Algonquin Round Table

When we think of the Roaring Twenties, we think a lot about flappers, silent films, and prohibition. We tend to forget that the 1920s was an amazing time in American Literature.

Some of the noted authors of the decade were:
  • F. Scott Fitzgerald (The Great Gatsby)
  • Sinclair Lewis (Main Street)
  • Willa Cather (My √Āntonia)
  • T.S. Eliot (Ezra Pound)
  • Edna St. Vincent Millay
  • Carl Sandburg
  • Eugene O'Neil
  • e. e. cummings

One of the most notorious groups of writers congregated at the Algonquin Hotel, in New York City. The group came to be known as the Algonquin Round Table, and was peopled by such noted authors as Dorothy Parker, Robert Sherwood, and George S. Kaufman.
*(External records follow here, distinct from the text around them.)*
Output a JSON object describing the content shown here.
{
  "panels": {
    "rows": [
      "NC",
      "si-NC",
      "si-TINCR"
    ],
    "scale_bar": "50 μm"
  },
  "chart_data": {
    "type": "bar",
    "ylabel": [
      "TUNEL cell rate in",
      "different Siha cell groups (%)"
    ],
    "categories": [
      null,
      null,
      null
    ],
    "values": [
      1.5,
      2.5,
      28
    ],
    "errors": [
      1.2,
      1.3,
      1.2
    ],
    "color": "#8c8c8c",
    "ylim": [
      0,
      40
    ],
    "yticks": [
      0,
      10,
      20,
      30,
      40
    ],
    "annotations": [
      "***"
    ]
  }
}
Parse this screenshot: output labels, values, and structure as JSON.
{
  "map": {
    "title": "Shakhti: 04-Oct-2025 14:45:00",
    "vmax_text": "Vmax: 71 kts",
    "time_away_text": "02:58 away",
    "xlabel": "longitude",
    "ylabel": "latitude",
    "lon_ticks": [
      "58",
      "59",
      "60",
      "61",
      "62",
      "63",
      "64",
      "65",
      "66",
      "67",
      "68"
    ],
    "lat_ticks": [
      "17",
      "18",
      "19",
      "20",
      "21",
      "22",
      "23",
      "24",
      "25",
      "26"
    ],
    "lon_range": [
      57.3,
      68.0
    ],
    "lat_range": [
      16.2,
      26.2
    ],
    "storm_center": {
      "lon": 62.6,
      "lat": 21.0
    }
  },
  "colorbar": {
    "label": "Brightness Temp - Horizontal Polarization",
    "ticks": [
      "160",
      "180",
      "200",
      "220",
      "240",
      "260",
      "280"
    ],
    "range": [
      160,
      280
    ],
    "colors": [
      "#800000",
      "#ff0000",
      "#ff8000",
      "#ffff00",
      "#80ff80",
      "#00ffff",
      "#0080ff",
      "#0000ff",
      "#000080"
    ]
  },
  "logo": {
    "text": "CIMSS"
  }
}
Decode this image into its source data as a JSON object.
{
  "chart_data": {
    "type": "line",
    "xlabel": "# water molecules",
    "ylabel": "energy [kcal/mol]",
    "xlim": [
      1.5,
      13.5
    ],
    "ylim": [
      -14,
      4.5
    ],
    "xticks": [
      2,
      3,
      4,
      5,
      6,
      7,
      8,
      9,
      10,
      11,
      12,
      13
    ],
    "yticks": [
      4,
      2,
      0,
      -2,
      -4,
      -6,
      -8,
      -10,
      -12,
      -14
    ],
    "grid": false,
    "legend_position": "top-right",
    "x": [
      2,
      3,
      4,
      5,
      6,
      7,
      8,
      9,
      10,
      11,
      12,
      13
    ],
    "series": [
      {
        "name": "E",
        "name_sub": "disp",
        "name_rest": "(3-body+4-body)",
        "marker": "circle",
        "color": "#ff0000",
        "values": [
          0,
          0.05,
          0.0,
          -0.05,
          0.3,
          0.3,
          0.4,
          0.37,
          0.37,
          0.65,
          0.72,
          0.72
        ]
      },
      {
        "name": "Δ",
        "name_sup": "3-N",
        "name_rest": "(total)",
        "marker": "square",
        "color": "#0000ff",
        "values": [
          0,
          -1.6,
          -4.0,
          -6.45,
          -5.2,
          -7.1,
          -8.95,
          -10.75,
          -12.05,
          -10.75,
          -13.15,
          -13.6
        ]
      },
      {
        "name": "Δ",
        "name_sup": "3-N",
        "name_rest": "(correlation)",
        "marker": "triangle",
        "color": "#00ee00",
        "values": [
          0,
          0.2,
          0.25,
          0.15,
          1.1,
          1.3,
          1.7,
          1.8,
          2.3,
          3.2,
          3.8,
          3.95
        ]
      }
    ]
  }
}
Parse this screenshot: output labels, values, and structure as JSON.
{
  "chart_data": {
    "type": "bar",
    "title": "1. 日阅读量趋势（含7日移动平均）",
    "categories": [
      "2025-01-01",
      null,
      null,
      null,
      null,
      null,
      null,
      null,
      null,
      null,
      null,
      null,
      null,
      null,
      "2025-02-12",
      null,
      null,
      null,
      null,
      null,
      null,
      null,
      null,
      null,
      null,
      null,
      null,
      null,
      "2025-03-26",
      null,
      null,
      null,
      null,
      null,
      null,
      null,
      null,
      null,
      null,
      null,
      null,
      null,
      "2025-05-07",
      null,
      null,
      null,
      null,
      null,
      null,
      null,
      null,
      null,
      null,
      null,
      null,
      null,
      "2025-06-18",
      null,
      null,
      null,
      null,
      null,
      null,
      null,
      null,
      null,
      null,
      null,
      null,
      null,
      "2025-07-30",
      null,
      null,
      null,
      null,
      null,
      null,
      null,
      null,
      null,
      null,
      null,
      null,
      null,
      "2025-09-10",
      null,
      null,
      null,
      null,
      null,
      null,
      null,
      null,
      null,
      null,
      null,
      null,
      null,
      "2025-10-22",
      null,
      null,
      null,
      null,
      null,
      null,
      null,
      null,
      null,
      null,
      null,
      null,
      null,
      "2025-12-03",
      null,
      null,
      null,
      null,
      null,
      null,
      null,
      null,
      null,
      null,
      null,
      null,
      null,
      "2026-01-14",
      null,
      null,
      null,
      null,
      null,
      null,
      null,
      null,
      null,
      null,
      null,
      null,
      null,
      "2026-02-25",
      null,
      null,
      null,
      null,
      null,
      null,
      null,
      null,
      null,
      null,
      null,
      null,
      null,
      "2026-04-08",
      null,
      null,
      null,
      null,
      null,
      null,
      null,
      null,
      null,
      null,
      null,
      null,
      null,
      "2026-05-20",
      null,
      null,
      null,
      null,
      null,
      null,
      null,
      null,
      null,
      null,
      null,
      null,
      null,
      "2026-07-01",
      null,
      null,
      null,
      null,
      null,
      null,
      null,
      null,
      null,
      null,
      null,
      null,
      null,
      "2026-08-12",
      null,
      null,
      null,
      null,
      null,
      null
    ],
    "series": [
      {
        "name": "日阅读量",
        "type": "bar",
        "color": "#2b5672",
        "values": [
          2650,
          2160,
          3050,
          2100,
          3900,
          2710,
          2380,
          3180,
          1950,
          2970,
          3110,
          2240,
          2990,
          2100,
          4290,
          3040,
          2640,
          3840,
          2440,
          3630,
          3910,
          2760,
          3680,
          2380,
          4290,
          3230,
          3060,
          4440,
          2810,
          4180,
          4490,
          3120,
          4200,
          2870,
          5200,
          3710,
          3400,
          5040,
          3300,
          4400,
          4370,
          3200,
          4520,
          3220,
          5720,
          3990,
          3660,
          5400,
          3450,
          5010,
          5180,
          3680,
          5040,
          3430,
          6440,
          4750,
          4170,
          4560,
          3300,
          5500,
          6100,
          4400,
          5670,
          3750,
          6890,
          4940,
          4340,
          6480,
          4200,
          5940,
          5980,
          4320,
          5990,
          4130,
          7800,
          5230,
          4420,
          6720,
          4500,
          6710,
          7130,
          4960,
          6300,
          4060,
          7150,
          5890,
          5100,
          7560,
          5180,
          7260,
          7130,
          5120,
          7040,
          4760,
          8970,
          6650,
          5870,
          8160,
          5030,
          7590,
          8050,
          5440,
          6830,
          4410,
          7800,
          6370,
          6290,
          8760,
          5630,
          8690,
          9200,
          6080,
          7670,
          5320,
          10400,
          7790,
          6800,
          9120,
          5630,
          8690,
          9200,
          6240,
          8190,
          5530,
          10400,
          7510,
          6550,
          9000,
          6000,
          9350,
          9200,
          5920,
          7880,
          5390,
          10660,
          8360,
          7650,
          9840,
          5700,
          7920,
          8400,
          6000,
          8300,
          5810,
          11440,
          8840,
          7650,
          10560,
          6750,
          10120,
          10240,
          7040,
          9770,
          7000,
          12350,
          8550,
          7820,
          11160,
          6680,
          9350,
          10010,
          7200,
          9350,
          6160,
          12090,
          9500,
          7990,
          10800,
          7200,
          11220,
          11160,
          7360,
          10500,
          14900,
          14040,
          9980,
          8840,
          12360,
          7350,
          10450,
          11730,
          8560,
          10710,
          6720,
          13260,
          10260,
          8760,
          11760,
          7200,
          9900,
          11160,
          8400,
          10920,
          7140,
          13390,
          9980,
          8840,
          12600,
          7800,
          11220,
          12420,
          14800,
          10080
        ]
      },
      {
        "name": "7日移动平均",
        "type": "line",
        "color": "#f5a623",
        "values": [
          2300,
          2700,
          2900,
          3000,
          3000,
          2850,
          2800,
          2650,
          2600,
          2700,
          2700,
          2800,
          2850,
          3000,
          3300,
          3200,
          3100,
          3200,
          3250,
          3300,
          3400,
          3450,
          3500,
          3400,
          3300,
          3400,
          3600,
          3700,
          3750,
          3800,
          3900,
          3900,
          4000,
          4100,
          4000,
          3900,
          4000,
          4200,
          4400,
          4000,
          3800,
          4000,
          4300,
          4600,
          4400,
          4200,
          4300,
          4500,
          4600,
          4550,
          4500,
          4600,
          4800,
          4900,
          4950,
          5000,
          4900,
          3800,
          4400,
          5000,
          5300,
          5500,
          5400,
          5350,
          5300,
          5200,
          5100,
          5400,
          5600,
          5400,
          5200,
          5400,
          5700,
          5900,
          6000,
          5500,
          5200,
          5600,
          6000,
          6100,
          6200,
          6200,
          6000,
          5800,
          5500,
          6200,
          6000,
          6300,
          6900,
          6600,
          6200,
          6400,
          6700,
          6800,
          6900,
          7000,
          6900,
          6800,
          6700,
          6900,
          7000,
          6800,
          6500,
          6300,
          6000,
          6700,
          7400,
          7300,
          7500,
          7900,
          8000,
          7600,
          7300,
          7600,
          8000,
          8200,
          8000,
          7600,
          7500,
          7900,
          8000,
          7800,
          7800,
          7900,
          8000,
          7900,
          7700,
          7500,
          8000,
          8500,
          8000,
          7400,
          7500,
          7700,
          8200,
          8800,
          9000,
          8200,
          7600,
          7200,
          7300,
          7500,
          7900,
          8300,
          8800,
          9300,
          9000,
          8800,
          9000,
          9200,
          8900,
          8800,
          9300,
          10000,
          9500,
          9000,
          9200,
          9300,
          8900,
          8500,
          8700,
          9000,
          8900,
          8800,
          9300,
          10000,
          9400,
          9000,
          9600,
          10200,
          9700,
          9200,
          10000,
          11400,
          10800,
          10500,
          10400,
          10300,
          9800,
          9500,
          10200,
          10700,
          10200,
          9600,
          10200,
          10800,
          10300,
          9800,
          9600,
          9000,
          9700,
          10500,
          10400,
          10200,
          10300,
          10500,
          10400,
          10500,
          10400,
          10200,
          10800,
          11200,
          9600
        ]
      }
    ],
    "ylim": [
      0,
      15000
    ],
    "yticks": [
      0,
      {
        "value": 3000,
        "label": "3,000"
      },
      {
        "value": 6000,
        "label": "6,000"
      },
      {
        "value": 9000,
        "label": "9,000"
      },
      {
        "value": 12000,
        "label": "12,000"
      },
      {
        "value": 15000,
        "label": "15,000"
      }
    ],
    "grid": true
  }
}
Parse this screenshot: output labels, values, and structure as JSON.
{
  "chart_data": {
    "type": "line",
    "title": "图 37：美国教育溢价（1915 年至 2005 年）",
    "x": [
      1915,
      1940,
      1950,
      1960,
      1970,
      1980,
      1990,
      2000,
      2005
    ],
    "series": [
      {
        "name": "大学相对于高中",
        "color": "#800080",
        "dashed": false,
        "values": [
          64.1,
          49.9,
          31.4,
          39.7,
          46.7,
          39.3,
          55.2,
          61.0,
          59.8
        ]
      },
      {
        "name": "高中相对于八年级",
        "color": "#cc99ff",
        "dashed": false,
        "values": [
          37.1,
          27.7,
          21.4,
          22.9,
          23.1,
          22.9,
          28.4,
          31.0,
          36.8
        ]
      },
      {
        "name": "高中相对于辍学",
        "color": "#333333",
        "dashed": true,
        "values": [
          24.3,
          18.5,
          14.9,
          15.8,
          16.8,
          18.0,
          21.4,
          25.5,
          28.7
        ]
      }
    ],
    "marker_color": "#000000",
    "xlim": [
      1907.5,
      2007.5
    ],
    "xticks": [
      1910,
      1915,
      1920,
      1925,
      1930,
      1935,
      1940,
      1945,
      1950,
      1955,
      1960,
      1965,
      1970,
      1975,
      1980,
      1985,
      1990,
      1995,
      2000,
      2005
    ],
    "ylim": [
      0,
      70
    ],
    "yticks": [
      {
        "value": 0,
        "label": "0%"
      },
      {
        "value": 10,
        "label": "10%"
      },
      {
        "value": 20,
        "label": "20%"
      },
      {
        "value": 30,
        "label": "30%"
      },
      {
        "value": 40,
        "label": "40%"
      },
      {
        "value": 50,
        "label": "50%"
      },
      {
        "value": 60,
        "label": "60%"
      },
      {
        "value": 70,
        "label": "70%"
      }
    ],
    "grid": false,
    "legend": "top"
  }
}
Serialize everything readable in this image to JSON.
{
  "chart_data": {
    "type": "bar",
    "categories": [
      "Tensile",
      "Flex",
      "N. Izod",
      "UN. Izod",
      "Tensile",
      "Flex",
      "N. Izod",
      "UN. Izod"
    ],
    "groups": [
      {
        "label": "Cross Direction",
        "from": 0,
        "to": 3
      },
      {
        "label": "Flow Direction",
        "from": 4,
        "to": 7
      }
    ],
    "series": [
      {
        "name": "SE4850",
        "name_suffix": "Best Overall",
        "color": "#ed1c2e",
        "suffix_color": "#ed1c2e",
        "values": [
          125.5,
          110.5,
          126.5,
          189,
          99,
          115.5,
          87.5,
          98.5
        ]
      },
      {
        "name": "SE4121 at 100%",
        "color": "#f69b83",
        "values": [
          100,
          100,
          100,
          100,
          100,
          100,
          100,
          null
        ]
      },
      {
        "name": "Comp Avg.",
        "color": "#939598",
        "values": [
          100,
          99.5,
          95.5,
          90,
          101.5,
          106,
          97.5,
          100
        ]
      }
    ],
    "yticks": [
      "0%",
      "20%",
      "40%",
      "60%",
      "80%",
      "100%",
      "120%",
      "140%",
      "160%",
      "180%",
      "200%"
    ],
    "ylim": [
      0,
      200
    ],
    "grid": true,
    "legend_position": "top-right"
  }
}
The group originated from young editors of Vanity Fair and The New Yorker magazines (the Algonquin was just down the street from their offices). The Round Table developed into a daily group of folk trading barbed whit and invective:

The Round Table's stock in trade was the barb, the blistering insult, delivered coolly to friend and foe alike, and the hero of the moment was the one who provided the last laugh, no matter at whose expense.1

The Clark County Library is showing a great movie about the Algonquin Round Table at the beginning of April: Mrs. Parker & the Vicious Circle. "Cigarette smoke and laughter. The hollow clink of martini glasses and biting one-liners. This was the famed lunch scene at the Algonquin Hotel's Round Table of the 1920's, home to a circle of mutually supportive artists that defined the heyday of sophistication and a literate era of wit and intellect."

This film would be a great way to get the flavor of the literary scene as it developed in the 20s!

1 The Editors of Time-Life Books, The Jazz Age - The 20s. Revised. Richmond, VA: Time-Life Books, 1998, page 169.